Internet Explorer 9 feels like it suffers from Chrome-envy. The IE team probably didn't feel confident about standing their ground with IE8's helpful and customizable UI.

InPrivate Filtering is renamed Tracking Protection and everyone thinks it's a new feature when it already existed in IE8. Sure, InPrivate Filtering had to be turned on every time IE was started but could easily be made to persist across sessions with a simple registry tweak. The only difference seems to be that Tracking Protection Lists are now provided by Microsoft partners ready to be imported by 1-click from a convenient web page instead of importing your own XML file from InPrivate Filtering's Advanced settings.

It is obvious that only speed and standards compliance matter now to Microsoft. Usability is probably an afterthought. For example, quite a number of users are missing the progress bar. And some are disappointed with IE9 for having a useless status bar. IE9 is a fast, secure, stable and standards compliant browser. The problem is it is now only a fast, secure, stable and standards-compliant browser. The web may have become more beautiful but it's not usable any more. Just imagine the loss of features users would have to ensue if Windows got Chrome OS-envy.
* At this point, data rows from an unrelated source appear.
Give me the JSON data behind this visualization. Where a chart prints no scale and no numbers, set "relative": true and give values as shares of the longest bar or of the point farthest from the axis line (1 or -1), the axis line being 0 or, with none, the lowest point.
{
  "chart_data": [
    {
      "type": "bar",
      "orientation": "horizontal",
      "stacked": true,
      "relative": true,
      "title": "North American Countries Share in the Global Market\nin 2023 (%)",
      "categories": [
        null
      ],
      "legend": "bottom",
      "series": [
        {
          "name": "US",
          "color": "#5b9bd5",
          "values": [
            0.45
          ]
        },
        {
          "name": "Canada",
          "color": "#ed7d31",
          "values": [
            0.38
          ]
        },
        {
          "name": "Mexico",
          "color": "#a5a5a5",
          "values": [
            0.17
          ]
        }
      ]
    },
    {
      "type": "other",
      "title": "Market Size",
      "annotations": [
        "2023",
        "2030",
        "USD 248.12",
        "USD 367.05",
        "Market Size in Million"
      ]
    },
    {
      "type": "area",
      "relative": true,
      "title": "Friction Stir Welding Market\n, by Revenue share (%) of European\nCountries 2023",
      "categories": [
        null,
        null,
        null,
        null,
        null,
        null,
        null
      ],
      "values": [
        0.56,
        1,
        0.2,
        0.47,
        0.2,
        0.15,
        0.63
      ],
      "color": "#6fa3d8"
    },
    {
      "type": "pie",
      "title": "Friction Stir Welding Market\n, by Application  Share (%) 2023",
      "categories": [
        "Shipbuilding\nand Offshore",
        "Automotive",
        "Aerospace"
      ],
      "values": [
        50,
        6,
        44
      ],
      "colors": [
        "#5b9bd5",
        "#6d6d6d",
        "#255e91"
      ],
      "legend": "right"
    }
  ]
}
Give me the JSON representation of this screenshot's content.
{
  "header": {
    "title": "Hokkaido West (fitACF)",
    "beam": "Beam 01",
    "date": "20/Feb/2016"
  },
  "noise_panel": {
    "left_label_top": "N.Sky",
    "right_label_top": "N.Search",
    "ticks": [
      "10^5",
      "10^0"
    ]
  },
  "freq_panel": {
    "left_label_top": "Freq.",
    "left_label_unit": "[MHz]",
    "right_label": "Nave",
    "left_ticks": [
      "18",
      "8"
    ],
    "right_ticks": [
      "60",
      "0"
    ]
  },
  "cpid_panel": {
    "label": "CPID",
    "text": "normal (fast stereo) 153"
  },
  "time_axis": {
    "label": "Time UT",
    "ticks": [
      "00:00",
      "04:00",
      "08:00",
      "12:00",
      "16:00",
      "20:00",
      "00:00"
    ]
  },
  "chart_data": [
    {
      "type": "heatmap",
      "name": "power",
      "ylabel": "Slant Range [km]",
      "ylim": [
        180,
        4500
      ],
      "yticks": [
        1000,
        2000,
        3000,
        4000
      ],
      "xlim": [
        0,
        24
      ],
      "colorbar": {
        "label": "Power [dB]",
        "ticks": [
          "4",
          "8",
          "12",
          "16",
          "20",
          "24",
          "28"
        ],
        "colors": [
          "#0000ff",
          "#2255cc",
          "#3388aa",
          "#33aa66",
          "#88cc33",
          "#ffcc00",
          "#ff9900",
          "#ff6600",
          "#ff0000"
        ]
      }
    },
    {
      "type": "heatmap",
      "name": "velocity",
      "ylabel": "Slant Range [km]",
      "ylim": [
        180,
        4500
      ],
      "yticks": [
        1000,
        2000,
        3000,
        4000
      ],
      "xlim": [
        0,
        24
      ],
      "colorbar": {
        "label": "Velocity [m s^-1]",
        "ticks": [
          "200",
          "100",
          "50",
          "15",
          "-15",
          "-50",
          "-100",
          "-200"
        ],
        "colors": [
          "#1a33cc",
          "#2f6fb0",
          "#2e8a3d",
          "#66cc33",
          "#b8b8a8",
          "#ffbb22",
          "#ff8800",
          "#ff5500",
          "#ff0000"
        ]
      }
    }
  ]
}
Got any more features you notice removed or broken? Feel free to notify me of them.

Firefox 4, it appears, is going the same way although the FAQ does say the user interface will remain completely customizable. Besides, its audience is far more of the power-user type and they have a robust addon ecosystem and a community which shares my opinions that less is not always better which means it can be my primary browser for now. I was a long-standing IE user so it will take me some time to adapt to Firefox especially because IE's RSS reading experience was very convenient.

Update: Classic Shell 3.1.0 with Classic IE9 is now available to fix some of the most annoying issues such as the lack of a progress bar, page title in the title bar and display of security zone and protected mode status.